Als sie noch klein war, wurde Martina Mainz-Ketteniss von Bekannten und Verwandten oft am Kinn gepackt und ihr Kopf wurde zur Seite gedreht. So konnte überprüft werden, ob sie nun der Zwilling mit oder ohne Leberfleck am seitlichen Kiefer ist. Ihre Zweisamkeit haben die beiden einfach so angenommen. In der Schule saßen sie nebeneinander und sie teilen bis heute ihre Liebe zu den Pferden. Die liege in der Familie, erzählt Brigitte Mainz. Schon der Vater habe Pferde gezüchtet. Als junge Mädchen hätten sie die meiste Zeit im Stall verbracht. „Unsere Eltern hatten es da einfach“, erinnert sie sich daran, dass viele typische Teenager-Phasen, wie etwa erste Party-Erlebnisse, bei den Zwillingen einfach ausblieben: „Wir waren immer im Stall — morgens, mittags, abends.“

Nur fünf Jahre lang habe man sich nicht regelmäßig gesehen. Brigitte Mainz hat von 1991 bis 1996 mit ihrem Mann in Belgien gelebt. Aber so ganz ohne Kontakt — das war nicht möglich. Damals hätten sie jeden Tag telefoniert, um sich über alles, was in ihrem Leben passiert, auf dem Laufenden zu halten: „Für die Zeit war das auch in Ordnung so.“ Aber heute könne sie sich nicht mehr vorstellen, ihre Schwester nicht täglich zu sehen.

Und auch auf dem Hof sei sie nicht zu ersetzen.
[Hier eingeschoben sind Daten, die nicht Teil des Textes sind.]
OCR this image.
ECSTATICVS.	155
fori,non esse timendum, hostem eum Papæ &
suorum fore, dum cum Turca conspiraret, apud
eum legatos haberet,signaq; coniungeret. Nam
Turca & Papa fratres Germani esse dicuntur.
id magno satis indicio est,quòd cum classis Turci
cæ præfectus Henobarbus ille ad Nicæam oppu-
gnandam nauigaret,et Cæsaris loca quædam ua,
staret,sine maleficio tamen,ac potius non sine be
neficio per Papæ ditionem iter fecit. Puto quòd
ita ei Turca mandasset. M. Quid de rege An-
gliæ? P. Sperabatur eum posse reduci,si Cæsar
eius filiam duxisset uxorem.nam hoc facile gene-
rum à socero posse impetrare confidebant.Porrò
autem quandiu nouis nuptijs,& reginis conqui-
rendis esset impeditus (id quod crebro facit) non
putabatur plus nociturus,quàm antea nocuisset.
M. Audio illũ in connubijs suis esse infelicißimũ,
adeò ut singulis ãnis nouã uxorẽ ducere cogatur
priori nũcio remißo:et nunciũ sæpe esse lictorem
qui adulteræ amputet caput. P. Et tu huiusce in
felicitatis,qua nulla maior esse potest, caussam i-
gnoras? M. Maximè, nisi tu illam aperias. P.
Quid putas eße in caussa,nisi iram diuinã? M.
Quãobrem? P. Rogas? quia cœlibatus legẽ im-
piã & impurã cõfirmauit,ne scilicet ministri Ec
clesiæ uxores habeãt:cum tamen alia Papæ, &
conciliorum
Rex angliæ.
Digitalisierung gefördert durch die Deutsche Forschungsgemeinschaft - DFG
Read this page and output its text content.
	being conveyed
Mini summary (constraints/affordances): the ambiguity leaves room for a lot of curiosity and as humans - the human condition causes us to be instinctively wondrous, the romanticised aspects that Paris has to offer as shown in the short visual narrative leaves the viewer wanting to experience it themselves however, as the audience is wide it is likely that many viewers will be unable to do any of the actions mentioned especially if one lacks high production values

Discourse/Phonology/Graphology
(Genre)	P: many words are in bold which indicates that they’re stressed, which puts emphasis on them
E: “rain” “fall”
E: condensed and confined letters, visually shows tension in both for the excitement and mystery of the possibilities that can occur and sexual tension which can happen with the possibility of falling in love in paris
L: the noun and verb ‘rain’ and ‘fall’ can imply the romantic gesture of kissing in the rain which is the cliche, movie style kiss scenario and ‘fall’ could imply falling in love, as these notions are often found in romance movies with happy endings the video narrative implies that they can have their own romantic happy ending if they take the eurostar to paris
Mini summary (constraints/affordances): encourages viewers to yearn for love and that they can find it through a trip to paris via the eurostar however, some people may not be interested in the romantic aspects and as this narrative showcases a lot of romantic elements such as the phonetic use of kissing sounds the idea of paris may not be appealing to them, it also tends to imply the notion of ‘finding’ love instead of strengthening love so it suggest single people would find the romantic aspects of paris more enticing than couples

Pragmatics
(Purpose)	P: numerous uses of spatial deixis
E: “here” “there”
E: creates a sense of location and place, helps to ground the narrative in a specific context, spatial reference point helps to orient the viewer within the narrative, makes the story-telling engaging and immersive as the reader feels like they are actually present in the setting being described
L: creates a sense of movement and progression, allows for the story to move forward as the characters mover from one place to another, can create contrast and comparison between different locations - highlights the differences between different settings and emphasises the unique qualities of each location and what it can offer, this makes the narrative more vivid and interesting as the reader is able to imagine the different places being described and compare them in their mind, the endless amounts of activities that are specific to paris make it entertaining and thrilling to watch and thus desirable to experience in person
Martina Mainz-Ketteniss führt den Reitstall mit ihrem Mann, und sie hat auch eine Hilfe eingestellt. Aber wenn ihr Zwilling nicht mitarbeiten würde, dann müsste vieles liegen bleiben. 40 Pferde leben derzeit in ihrem Stall. Sechs gehören ihr, zwei ihrer Mutter und zwei ihrer Zwillingsschwester. Die anderen Tiere sind eingemietet.

Mit einem Fremden könne sie sich eine so enge Zusammenarbeit wie mit Brigitte nicht vorstellen: „Ich denke schon, dass es mit anderen öfter mal Probleme gäbe. Und ich weiß, wie meine Schwester mit den Pferden umgeht.“ Zu der Arbeit mit den Tieren gehöre schließlich viel Vertrauen.

Sicherlich gebe es auch mal Streit. „Und der kann schon heftiger ausfallen, je näher man sich steht“, sagt Brigitte Mainz. Dann würden die Nachrichten per Handy nur so hin und her geschickt. Probleme mit der Arbeit auf dem Hof habe das aber nicht zur Folge.

Den Geschwistertag am 10. April haben die beiden noch nie gefeiert. Was nicht heißt, dass sie sich die Möglichkeit entgehen lassen wollen: „Wir wussten nicht, dass es einen Geschwistertag gibt“, sagt Martina Mainz-Ketteniss. „Dieses Jahr stoßen wir darauf an.“ Und auch die beiden weiteren Schwestern Susanne und Irmgard werden dazu eingeladen. Denn, auch wenn sich die beiden besonders nahe seien, die ganze Familie ist ihnen wichtig.